The space station has a crew of six, changed every three to six months. This summer, for the first time since its construction started in 1998, the staffing has been truly international, with two Russians, an American, a Japanese, a Canadian and a Belgian on board.

While Nasa plans to reintroduce a manned space system, based on Ares rockets and Orion crew vessels, soon after 2015, the prospect of Esa developing its own crew-carrying spacecraft remains uncertain. (Ariane, Europe's workhorse rocket, is proving an excellent launcher for commercial satellites and scientific probes.)

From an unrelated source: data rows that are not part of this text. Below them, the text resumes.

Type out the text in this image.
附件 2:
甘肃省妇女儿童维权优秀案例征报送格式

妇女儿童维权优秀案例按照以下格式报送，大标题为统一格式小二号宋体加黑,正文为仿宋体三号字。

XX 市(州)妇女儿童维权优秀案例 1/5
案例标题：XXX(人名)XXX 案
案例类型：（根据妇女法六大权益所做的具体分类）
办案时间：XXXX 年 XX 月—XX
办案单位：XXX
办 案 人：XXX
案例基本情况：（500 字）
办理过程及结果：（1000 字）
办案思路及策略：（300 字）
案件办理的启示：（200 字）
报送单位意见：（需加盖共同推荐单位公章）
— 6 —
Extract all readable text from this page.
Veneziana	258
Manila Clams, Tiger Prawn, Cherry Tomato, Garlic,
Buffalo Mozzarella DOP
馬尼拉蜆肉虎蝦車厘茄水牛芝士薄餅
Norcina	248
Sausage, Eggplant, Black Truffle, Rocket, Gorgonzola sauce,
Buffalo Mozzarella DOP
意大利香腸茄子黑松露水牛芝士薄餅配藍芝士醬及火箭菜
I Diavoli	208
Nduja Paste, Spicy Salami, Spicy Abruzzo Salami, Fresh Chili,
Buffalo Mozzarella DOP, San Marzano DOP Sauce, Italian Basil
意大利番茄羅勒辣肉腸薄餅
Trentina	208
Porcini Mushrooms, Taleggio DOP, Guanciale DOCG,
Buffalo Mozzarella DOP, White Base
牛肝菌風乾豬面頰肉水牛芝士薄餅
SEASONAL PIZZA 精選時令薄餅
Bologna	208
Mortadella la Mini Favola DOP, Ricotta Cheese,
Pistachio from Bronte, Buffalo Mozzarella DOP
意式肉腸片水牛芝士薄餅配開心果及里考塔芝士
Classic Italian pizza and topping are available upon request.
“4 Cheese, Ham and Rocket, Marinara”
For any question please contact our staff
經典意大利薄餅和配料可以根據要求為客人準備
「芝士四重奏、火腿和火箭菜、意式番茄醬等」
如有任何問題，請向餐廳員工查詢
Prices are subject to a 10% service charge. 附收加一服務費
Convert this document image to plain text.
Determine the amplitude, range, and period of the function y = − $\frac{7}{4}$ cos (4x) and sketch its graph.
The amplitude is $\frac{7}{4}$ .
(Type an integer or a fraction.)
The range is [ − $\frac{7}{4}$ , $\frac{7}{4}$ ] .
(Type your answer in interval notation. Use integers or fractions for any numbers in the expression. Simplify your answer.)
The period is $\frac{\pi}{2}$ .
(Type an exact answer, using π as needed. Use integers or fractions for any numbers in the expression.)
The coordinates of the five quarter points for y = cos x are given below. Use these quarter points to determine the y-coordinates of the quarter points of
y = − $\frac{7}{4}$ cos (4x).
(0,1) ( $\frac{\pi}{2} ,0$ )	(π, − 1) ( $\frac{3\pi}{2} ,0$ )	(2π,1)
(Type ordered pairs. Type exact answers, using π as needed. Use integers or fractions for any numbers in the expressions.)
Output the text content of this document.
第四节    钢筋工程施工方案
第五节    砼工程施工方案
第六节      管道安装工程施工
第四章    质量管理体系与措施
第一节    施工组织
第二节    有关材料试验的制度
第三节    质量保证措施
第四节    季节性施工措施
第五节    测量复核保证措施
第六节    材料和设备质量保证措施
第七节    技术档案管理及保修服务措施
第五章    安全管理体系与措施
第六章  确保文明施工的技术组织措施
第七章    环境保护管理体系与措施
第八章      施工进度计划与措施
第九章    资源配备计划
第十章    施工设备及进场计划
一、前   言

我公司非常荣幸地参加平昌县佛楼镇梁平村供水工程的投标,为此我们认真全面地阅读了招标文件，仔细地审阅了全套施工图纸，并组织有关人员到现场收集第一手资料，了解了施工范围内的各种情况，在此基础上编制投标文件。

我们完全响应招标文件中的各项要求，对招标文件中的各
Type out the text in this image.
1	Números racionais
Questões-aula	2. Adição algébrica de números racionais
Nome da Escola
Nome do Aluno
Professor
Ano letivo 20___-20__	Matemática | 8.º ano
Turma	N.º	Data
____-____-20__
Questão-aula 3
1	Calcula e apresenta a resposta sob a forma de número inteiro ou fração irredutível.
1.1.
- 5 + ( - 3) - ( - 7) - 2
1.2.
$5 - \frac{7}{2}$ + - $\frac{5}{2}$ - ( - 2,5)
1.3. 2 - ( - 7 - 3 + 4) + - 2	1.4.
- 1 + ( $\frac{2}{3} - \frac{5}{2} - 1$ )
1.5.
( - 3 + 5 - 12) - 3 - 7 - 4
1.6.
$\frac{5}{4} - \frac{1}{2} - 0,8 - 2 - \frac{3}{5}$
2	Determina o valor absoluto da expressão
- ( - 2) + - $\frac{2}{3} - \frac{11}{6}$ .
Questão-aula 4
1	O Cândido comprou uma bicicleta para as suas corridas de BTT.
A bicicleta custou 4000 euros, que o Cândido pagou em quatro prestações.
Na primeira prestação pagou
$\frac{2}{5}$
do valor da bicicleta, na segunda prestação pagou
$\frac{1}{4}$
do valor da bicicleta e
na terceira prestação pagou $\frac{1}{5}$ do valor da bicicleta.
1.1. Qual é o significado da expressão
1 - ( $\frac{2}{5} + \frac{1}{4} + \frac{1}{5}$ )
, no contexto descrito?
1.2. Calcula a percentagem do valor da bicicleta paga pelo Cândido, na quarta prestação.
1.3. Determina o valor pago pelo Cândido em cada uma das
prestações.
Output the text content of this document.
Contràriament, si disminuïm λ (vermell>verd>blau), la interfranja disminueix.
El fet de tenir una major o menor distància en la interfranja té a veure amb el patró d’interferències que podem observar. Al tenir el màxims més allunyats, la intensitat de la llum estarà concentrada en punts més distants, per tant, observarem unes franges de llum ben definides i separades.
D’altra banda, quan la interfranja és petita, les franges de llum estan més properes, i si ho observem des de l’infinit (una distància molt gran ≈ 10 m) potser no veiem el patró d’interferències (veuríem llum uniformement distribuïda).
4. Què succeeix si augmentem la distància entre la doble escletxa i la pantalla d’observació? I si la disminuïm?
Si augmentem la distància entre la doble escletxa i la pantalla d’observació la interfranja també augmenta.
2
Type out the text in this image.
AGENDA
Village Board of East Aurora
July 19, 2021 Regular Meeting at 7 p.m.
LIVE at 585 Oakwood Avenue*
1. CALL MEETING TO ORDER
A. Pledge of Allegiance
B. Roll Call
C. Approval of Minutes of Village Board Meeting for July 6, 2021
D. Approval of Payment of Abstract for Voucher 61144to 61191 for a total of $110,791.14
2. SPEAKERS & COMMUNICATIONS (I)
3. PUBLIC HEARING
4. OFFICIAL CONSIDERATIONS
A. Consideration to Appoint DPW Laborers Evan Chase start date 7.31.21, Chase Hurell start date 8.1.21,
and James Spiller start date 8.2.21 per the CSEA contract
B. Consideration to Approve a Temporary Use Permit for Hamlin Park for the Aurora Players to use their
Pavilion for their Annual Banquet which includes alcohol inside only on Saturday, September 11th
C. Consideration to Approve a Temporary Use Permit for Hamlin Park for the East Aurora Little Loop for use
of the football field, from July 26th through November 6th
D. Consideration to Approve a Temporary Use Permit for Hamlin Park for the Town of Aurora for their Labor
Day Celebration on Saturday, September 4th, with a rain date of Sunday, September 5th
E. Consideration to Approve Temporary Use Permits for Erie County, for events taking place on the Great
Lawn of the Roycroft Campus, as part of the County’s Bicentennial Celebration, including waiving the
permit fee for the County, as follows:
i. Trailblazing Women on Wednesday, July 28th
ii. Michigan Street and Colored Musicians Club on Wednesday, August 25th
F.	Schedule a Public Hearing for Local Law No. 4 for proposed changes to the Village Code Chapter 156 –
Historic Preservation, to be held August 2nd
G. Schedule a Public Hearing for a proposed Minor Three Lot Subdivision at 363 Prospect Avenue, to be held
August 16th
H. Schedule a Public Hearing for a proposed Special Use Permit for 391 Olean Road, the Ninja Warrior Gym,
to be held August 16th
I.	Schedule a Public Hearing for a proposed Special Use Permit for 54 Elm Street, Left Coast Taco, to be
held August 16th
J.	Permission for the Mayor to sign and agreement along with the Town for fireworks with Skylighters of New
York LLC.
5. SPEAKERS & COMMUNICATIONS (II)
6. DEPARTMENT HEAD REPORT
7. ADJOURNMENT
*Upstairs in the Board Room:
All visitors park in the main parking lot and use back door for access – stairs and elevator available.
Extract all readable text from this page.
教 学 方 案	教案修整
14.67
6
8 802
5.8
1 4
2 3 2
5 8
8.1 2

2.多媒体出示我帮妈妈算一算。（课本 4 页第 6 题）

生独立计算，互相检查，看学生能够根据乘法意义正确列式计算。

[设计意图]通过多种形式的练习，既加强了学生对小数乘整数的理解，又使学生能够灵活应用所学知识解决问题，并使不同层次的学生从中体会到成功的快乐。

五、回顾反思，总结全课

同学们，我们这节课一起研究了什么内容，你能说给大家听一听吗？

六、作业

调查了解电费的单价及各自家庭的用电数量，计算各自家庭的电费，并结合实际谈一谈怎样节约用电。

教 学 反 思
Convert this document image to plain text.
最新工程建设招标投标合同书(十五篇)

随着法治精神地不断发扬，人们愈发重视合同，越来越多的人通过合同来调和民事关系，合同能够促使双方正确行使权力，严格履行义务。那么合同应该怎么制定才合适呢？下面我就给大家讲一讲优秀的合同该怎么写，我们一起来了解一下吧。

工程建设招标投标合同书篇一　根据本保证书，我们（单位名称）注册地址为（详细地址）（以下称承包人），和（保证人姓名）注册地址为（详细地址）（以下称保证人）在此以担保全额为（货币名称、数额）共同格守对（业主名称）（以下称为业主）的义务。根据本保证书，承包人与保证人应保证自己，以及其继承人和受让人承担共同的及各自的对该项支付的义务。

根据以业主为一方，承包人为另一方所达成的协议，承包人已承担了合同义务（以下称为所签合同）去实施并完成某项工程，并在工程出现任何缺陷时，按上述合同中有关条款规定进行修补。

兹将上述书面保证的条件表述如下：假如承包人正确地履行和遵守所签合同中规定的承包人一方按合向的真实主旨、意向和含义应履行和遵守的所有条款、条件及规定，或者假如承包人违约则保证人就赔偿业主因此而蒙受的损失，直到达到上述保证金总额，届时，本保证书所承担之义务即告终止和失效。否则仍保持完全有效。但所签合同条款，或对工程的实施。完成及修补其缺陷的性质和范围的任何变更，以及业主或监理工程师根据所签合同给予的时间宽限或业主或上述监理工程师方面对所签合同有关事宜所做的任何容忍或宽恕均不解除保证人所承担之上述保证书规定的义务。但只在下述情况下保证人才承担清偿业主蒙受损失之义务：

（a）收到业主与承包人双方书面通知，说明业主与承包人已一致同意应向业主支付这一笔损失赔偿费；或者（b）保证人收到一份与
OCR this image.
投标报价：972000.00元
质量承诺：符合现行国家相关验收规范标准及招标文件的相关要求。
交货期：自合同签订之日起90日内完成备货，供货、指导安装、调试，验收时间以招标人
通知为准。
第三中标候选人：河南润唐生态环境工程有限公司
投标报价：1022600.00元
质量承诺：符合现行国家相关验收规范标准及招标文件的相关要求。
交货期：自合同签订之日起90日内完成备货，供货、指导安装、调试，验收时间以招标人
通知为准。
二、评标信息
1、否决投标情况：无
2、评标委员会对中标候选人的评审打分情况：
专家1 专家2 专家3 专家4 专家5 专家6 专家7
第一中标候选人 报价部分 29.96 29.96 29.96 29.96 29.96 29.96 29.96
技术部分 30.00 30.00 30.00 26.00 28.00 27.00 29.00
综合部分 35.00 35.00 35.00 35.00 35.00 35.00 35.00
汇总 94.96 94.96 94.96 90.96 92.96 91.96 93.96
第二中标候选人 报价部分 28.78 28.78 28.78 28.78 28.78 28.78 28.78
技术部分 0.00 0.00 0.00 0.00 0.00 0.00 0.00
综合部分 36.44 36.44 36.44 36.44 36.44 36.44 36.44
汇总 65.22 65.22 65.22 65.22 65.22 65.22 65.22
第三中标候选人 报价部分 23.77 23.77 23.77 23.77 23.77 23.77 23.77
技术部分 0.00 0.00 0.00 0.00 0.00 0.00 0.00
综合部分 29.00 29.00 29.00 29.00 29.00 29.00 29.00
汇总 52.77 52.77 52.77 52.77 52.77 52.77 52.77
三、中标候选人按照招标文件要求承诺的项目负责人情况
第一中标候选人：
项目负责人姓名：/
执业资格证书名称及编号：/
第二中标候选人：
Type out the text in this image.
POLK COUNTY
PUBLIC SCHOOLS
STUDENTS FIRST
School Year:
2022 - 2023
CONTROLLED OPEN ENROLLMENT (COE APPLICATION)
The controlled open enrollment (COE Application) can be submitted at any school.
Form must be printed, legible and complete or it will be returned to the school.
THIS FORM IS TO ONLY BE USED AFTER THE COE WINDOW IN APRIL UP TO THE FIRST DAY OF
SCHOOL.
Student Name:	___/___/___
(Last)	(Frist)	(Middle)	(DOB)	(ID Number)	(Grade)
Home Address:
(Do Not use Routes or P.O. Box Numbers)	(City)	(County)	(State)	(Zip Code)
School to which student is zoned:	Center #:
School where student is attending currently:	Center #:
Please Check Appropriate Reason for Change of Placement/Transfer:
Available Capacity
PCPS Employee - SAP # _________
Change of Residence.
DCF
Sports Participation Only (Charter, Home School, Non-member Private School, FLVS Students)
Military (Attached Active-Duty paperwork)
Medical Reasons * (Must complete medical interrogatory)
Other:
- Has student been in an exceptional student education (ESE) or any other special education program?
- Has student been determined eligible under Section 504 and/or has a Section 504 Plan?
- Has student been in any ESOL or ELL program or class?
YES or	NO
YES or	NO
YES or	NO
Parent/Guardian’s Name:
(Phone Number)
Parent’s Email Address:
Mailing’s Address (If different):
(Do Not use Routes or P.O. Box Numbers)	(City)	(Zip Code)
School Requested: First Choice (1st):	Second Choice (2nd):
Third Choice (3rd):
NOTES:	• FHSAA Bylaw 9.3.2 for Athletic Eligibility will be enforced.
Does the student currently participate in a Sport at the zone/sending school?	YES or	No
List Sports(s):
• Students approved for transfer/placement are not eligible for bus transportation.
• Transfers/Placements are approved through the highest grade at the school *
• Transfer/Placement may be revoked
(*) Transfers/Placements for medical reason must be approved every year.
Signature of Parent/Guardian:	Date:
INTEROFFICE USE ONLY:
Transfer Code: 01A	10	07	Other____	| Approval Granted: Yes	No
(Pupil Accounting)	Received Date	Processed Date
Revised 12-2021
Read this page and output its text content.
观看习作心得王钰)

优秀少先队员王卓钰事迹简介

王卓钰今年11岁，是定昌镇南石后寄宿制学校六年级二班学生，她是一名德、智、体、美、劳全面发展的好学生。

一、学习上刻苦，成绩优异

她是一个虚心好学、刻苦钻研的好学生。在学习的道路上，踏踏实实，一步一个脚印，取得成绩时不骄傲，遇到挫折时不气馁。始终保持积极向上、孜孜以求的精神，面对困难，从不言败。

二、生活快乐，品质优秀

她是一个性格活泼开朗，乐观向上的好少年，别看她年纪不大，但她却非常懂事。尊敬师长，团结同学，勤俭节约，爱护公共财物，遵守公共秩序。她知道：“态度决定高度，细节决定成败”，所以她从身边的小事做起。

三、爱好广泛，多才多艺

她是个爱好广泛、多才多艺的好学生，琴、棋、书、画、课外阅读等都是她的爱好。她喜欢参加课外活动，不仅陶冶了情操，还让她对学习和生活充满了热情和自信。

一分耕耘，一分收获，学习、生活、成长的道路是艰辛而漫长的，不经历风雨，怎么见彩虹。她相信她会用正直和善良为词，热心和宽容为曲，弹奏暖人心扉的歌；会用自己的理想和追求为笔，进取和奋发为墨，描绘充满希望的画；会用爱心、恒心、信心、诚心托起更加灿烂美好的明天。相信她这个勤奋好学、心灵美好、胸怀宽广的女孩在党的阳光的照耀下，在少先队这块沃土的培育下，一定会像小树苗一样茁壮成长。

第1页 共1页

Esa recently signed a study contract with EADS Astrium to design an Advanced Re-entry Vehicle that would convey first goods and later astronauts to and from the ISS but the agency's 18 member states are not committed to building the ARV.

Asian ambitions

Asia, however, has the world's fastest-moving space programmes - with China racing ahead of its regional neighbours. In 2003 China became the third country after the US and Russia to have an independent manned space system and last year it sent three taikonauts - based on the Chinese word taikong, meaning space - into orbit.

Although official Chinese pronouncements about the country's space ambitions can be opaque, observers say it is aiming both to have its own orbiting space laboratory - a miniature version of the ISS - and to land taikonauts on the moon by 2020. An unmanned lunar rover could be launched as soon as 2012.

India has an enviable record for launching satellites, particularly for "remote sensing" of the environment on Earth. Last October the first Indian Moon mission put Chandrayaan-1 into lunar orbit, where it remains today, making scientific observations. India, too, has ambitions to develop a manned programme, though it has made no commitments about timing.

Japan outspends its Asian neighbours on space. But its homegrown rockets have proved surprisingly unreliable over the years and the country shows little sign of wanting to build its own manned spacecraft. Instead, it has concentrated on scientific missions and on contributing to the ISS.

The current Shuttle mission, launched on Wednesday night, aims to finish assembling the bus-sized Japanese Kibo research complex by installing a 4,000kg "porch" to be used for experiments needing exposure to space. Kibo is the largest single laboratory within the ISS.

However, the fact remains that, 40 years after the triumph of Apollo 11, Nasa still has more financial and technological resources than the rest of the world's space agencies put together.